Fish collected since are similar in appearance to E. bicolor and E. frenatum, but distinguishable by a unique combination of black head, body and anal-fin, red caudal and dorsal fins, and black margins on the pelvic and pectoral fins (Kottelat, 1998).
These features have been recognised by several authors who also noted that preserved specimens tended to lose the red pigmentation in the fins after three months in alcohol and that the holotype of E. munense had been collected eight years prior to its description, thus meaning live colouration was not included. The possibility that E. frenatum and E. munense have hybridised in aquaculture at some point cannot be discounted.
Some SF forum members keep/have kept a fish which closely resembles E. bicolor but possesses a white caudal fin and is most often found among batches of E. frenatum. It is unclear whether this is a genetic sport among farm-bred fish or a potentially undescribed species but certainly the white pigmentation does not alter with age or conditioning.
- Bleeker, P., 1850 - Natuurkundig Tijdschrift voor Nederlandsch Indië v. 1: 1-16
Bijdrage tot de kennis der ichthyologische fauna van Borneo, met beschrijving van 16 nieuwe soorten van zoetwatervisschen.
- Kottelat, M., 1998 - Ichthyological Exploration of Freshwaters 9(1): 1-128
Fishes of the Nam Theun and Xe Bangfai basins, Laos, with diagnoses of twenty-two new species (Teleostei: Cyprinidae, Balitoridae, Cobitidae, Coiidae and Odontobutidae).
- Kottelat, M., 2013 - The Raffles Bulletin of Zoology Supplement 27: 1-663
The fishes of the inland waters of southeast Asia: a catalogue and core bibiography of the fishes known to occur in freshwaters, mangroves and estuaries.
- Rainboth, W. J., 1996 - FAO, Rome: 1-265
Fishes of the Cambodian Mekong.
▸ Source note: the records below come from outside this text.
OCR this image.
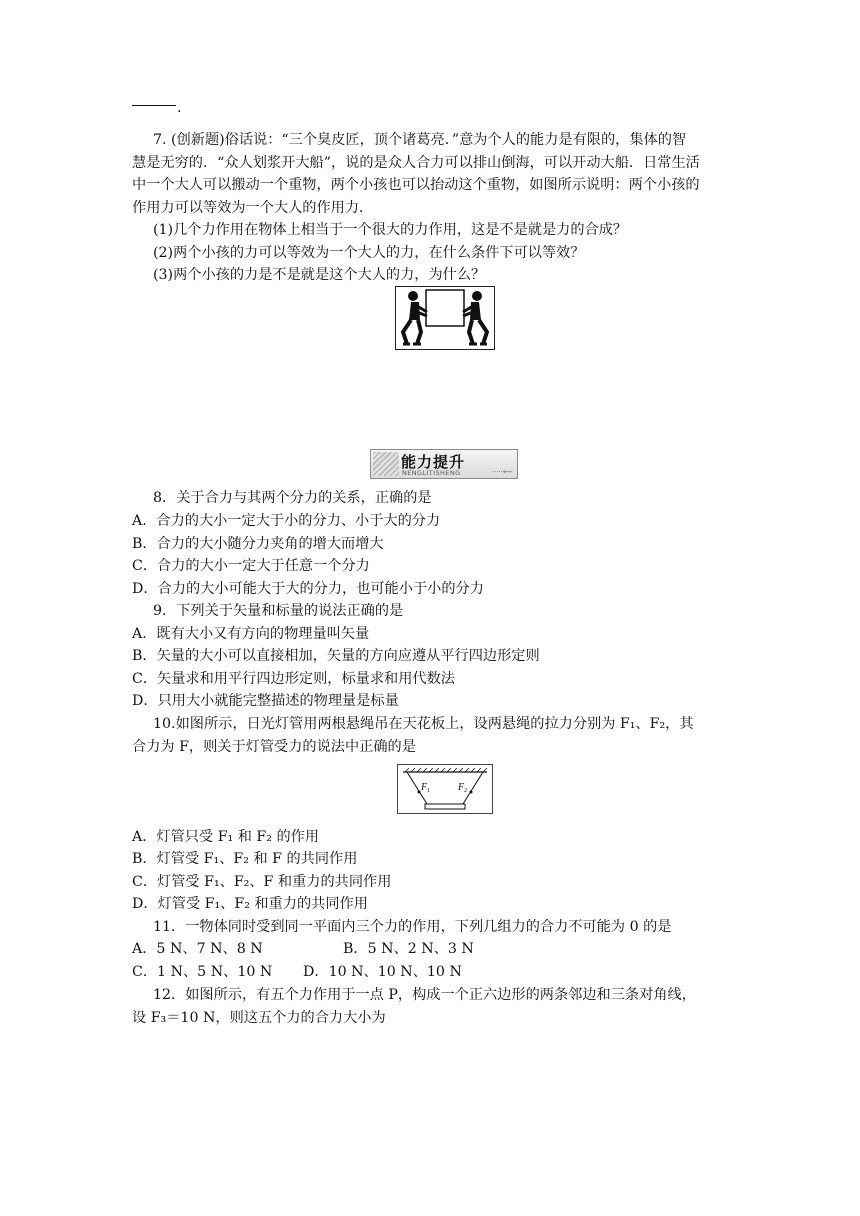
.
7. (创新题)俗话说：“三个臭皮匠，顶个诸葛亮．”意为个人的能力是有限的，集体的智
慧是无穷的．“众人划浆开大船”，说的是众人合力可以排山倒海，可以开动大船．日常生活
中一个大人可以搬动一个重物，两个小孩也可以抬动这个重物，如图所示说明：两个小孩的
作用力可以等效为一个大人的作用力．
(1)几个力作用在物体上相当于一个很大的力作用，这是不是就是力的合成？
(2)两个小孩的力可以等效为一个大人的力，在什么条件下可以等效？
(3)两个小孩的力是不是就是这个大人的力，为什么？
能力提升
NENGLITISHENG	·····⟵
8．关于合力与其两个分力的关系，正确的是
A．合力的大小一定大于小的分力、小于大的分力
B．合力的大小随分力夹角的增大而增大
C．合力的大小一定大于任意一个分力
D．合力的大小可能大于大的分力，也可能小于小的分力
9．下列关于矢量和标量的说法正确的是
A．既有大小又有方向的物理量叫矢量
B．矢量的大小可以直接相加，矢量的方向应遵从平行四边形定则
C．矢量求和用平行四边形定则，标量求和用代数法
D．只用大小就能完整描述的物理量是标量
10.如图所示，日光灯管用两根悬绳吊在天花板上，设两悬绳的拉力分别为 F₁、F₂，其
合力为 F，则关于灯管受力的说法中正确的是
F 1	F 2
A．灯管只受 F₁ 和 F₂ 的作用
B．灯管受 F₁、F₂ 和 F 的共同作用
C．灯管受 F₁、F₂、F 和重力的共同作用
D．灯管受 F₁、F₂ 和重力的共同作用
11．一物体同时受到同一平面内三个力的作用，下列几组力的合力不可能为 0 的是
A．5 N、7 N、8 N	B．5 N、2 N、3 N
C．1 N、5 N、10 N D．10 N、10 N、10 N
12．如图所示，有五个力作用于一点 P，构成一个正六边形的两条邻边和三条对角线，
设 F₃＝10 N，则这五个力的合力大小为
FAO Species Identification Field Guide for Fishery Purposes.
- Yang, J.-X. and R. Winterbottom , 1998 - Copeia 1998(1): 48-63
Phylogeny and zoogeography of the cyprinid genus Epalzeorhynchos Bleeker (Cyprinidae: Ostariophysi).
- Zhang, E. and M. Kottelat, 2006 - Zootaxa 1225: 21.30
Akrokolioplax, a new genus of Southeast Asian labeonine fishes (Telesotei: Cyprinidae).